Die Klägerinnen haben die Auffassung vertreten, spätestens ab 16. Juni 1993 hätten sie von der Beklagten als Vollzeitkräfte beschäftigt werden müssen. § 2 Nr. 5 Abs. 2 MTV Massa räume den Teilzeitkräften einen individualrechtlichen Anspruch auf Aufstok,ckung der Arbeitszeit ein, wenn ein entsprechendes Stundenkontingent vorhanden sei. Die Beklagte hätte bereits bei der Stellenplanung den Wunsch der Klägerinnen beachten und ihnen eine Vollzeitbeschäftigung mit 160 Stunden anbieten müssen. Frau D hätte mit den verbleibenden 100 Stunden als Teilzeitkraft beschäftigt werden können. Abgesehen davon, daß die Beklagte auch mit Teilzeitarbeitsverhältnissen den Verkäufernachwuchs habe sichern können, dürfe die Nachwuchsförderung nicht zu Lasten anderer Arbeitnehmergruppen gehen. Auf Qualifikationsunterschiede könne sich die Beklagte nicht berufen. Die Klägerin K verfüge nicht nur über die einschlägige Fachausbildung, sondern auch über eine langjährige Berufserfahrung. Da § 2 Abs. 3 Buchst. b des Gehaltstarifvertrages eine überwiegend im Verkauf ausgeübte kaufmännische Berufstätigkeit von drei Jahren der abgeschlossenen kaufmännischen Berufsausbildung gleichsetze, könne auch der Klägerin L die erforderliche Qualifikation nicht abgesprochen werden. Auf das in § 2 Nr. 5 MTV Massa angesprochene Beteiligungsrecht des Betriebsrats könne sich die Beklagte nicht berufen. Da sie nicht bereit gewesen sei, die Arbeitszeit der Klägerinnen aufzustocken, habe sie eine entsprechende Beteiligung des Betriebsrats unterlassen. Die Zustimmung des Betriebsrats zur Übernahme der Auszubildenden D in ein Vollzeitarbeitsverhältnis spiele keine Rolle, zumal der Betriebsrat einem Rechtsirrtum unterlegen sei und von einer Verpflichtung der Beklagten zum Abschluß eines Vollzeitarbeitsverhältnisses mit Frau D ausgegangen sei.

Die Klägerinnen haben zuletzt, soweit für das Revisionsverfahren noch von Bedeutung, beantragt,

  1. die Beklagte zu verurteilen, das Angebot der Klägerinnen zur Erhöhung ihrer Arbeitszeit auf 160 Stunden pro Monat anzunehmen;
  2. die Beklagte zu verurteilen, an die Klägerin L 2.294,60 DM brutto (Gehaltsdifferenz für die Monate Juni bis September 1993) nebst 4 % Zinsen vom Nettobetrag und an die Klägerin K 1.942,50 DM brutto nebst 4 % Zinsen vom Nettobetrag, die Zinsen jeweils ab Rechtshängigkeit zu zahlen.

Die Beklagte hat beantragt, die Klagen abzuweisen.

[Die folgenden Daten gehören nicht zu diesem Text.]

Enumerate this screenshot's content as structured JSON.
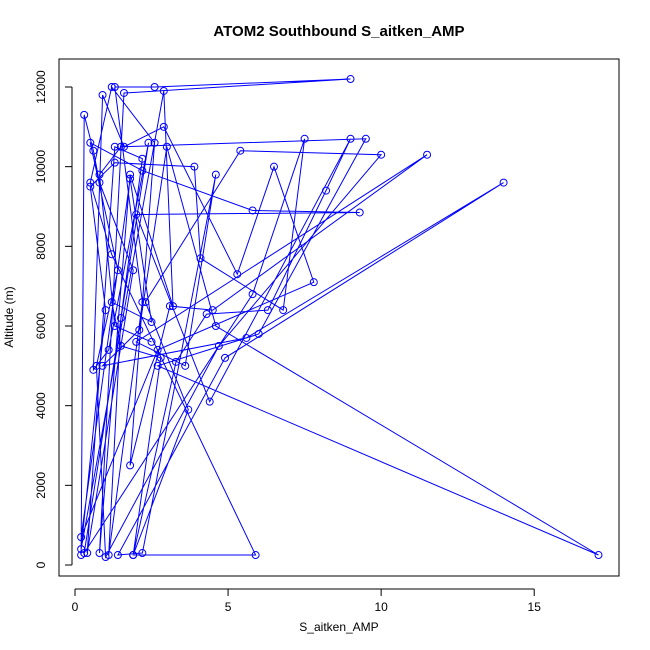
{
  "chart_data": {
    "type": "line",
    "title": "ATOM2 Southbound S_aitken_AMP",
    "xlabel": "S_aitken_AMP",
    "ylabel": "Altitude (m)",
    "xlim": [
      0,
      17.6
    ],
    "ylim": [
      0,
      12500
    ],
    "xticks": [
      0,
      5,
      10,
      15
    ],
    "yticks": [
      0,
      2000,
      4000,
      6000,
      8000,
      10000,
      12000
    ],
    "grid": false,
    "legend": "none",
    "series_color": "#0000ff",
    "marker": "open-circle",
    "series": [
      {
        "points": [
          [
            0.2,
            250
          ],
          [
            0.3,
            11300
          ],
          [
            0.6,
            10400
          ],
          [
            0.8,
            9600
          ],
          [
            1.9,
            7400
          ],
          [
            0.4,
            300
          ],
          [
            1.3,
            10500
          ],
          [
            2.2,
            10200
          ],
          [
            1.5,
            6200
          ],
          [
            1.1,
            250
          ],
          [
            2.2,
            6600
          ],
          [
            1.3,
            12000
          ],
          [
            2.6,
            12000
          ],
          [
            9.0,
            12200
          ],
          [
            1.6,
            11850
          ],
          [
            0.8,
            300
          ],
          [
            1.8,
            9800
          ],
          [
            3.2,
            6500
          ],
          [
            2.9,
            11900
          ],
          [
            0.2,
            400
          ],
          [
            1.0,
            6400
          ],
          [
            0.5,
            9500
          ],
          [
            1.3,
            10100
          ],
          [
            3.9,
            10000
          ],
          [
            4.1,
            7700
          ],
          [
            6.8,
            6400
          ],
          [
            7.5,
            10700
          ],
          [
            5.8,
            6800
          ],
          [
            0.3,
            300
          ],
          [
            2.4,
            10600
          ],
          [
            1.1,
            5400
          ],
          [
            0.6,
            4900
          ],
          [
            0.9,
            11800
          ],
          [
            1.6,
            10500
          ],
          [
            2.9,
            11000
          ],
          [
            5.3,
            7300
          ],
          [
            6.5,
            10000
          ],
          [
            7.8,
            7100
          ],
          [
            2.7,
            5400
          ],
          [
            0.2,
            700
          ],
          [
            1.8,
            9700
          ],
          [
            2.5,
            6100
          ],
          [
            1.2,
            6600
          ],
          [
            1.5,
            5500
          ],
          [
            2.8,
            5200
          ],
          [
            1.9,
            250
          ],
          [
            3.3,
            5100
          ],
          [
            4.3,
            6300
          ],
          [
            6.3,
            6400
          ],
          [
            8.2,
            9400
          ],
          [
            9.0,
            10700
          ],
          [
            4.4,
            4100
          ],
          [
            2.0,
            8800
          ],
          [
            9.3,
            8850
          ],
          [
            5.8,
            8900
          ],
          [
            2.2,
            9900
          ],
          [
            0.5,
            10600
          ],
          [
            1.4,
            7400
          ],
          [
            0.7,
            5000
          ],
          [
            1.0,
            200
          ],
          [
            4.7,
            5500
          ],
          [
            10.0,
            10300
          ],
          [
            5.4,
            10400
          ],
          [
            2.3,
            6600
          ],
          [
            3.7,
            3900
          ],
          [
            1.9,
            250
          ],
          [
            5.9,
            250
          ],
          [
            1.2,
            7800
          ],
          [
            0.5,
            9600
          ],
          [
            1.2,
            12000
          ],
          [
            2.6,
            10600
          ],
          [
            1.8,
            2500
          ],
          [
            3.1,
            6500
          ],
          [
            4.5,
            6400
          ],
          [
            11.5,
            10300
          ],
          [
            2.0,
            5600
          ],
          [
            3.6,
            5000
          ],
          [
            4.6,
            9800
          ],
          [
            2.2,
            300
          ],
          [
            1.4,
            250
          ],
          [
            4.9,
            5200
          ],
          [
            14.0,
            9600
          ],
          [
            5.6,
            5700
          ],
          [
            0.9,
            5000
          ],
          [
            2.1,
            5900
          ],
          [
            3.0,
            10500
          ],
          [
            4.6,
            6000
          ],
          [
            17.1,
            250
          ],
          [
            2.7,
            5000
          ],
          [
            6.0,
            5800
          ],
          [
            9.5,
            10700
          ],
          [
            1.5,
            10500
          ],
          [
            0.8,
            9800
          ],
          [
            1.3,
            6000
          ],
          [
            2.5,
            5600
          ]
        ]
      }
    ]
  }
}
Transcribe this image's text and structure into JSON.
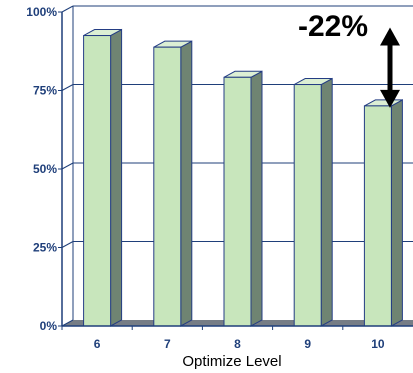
{
  "chart_data": {
    "type": "bar",
    "categories": [
      "6",
      "7",
      "8",
      "9",
      "10"
    ],
    "values": [
      92.5,
      88.8,
      79.2,
      76.9,
      70.1
    ],
    "xlabel": "Optimize Level",
    "ylabel": "",
    "ylim": [
      0,
      100
    ],
    "yticks": [
      "0%",
      "25%",
      "50%",
      "75%",
      "100%"
    ],
    "grid": true,
    "annotation": "-22%",
    "colors": {
      "bar_front": "#c8e6bc",
      "bar_top": "#dcefd4",
      "bar_side": "#6f8472",
      "outline": "#243d84",
      "gridline": "#1f3f7a",
      "floor": "#767d86",
      "tick_text": "#1f3f7a"
    }
  }
}
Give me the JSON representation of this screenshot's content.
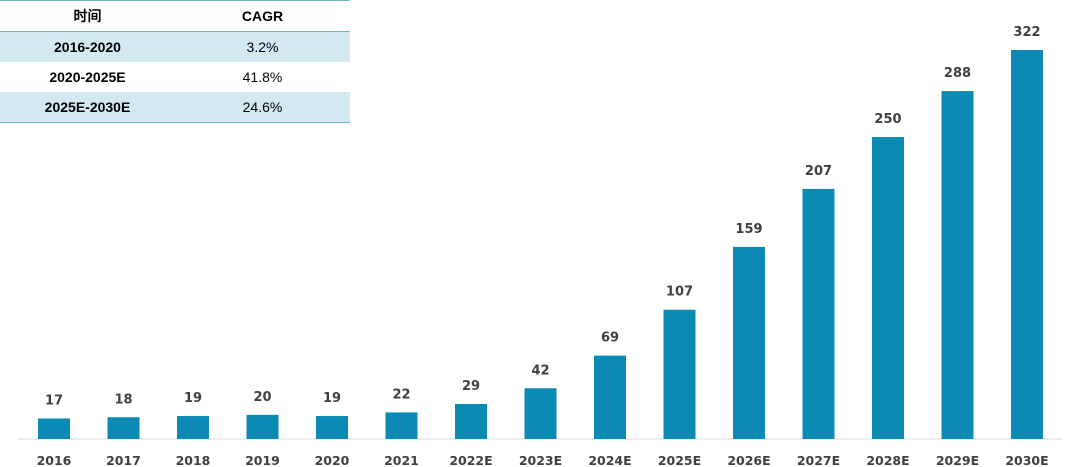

Sie hat die Auffassung vertreten, § 2 Nr. 5 Abs. 2 MTV Massa räume den Teilzeitkräften keinen Anspruch auf Aufstockung ihrer Arbeitszeit ein. Da der Auslegung der Vorzug zu geben sei, die den Anforderungen des Rechts- und Arbeitslebens am ehesten gerecht werde, sei dieser tariflichen Regelung nur deklaratorische Bedeutung beizumessen. Ein Kontrahierungszwang wäre zudem durch die Normsetzungsbefugnis des § 1 Abs. 1 TVG nicht gedeckt. Selbst wenn aber § 2 Nr. 5 Abs. 2 MTV Massa als individualrechtliche Regelung anzusehen sei, stünden den Klägerinnen die geltend gemachten Ansprüche schon deshalb nicht zu, weil für den Abschluß eines unbefristeten Vollzeitarbeitsvertrages mit der Auszubildenden D sachliche Gründe vorgelegen hätten. Sie sei auf keinen freien Arbeitsplatz übernommen worden. Die „außerstellenplanmäßige” Einstellung der Auszubildenden D habe ausschließlich der Nachwuchsförderung gedient. Im übrigen könnten die Klägerinnen und die übernommene Auszubildende D nach Bezahlung und Qualifikation nicht miteinander verglichen werden. Während die Auszubildende D als Verkäuferin in Gehaltsgruppe I eingestellt worden sei, verlange die Klägerin K eine Vollzeitbeschäftigung nach Vergütungsgruppe II. Die Klägerin L verfüge über keine einschlägige Fachausbildung. Im Gegensatz zu ihr sei Frau D als ausgebildete Fachverkäuferin umfassend einsetzbar. Abgesehen davon würden die Klageansprüche am Beteiligungsrecht des Betriebsrats scheitern. Die Zustimmung des Betriebsrats zur Übernahme der Auszubildenden D enthalte gleichzeitig einen Widerspruch gegen die Aufstockung der Arbeitszeit einer der beiden Klägerinnen. Ein Schadensersatzanspruch der Klägerinnen scheitere zumindest am fehlenden Verschulden der Beklagten.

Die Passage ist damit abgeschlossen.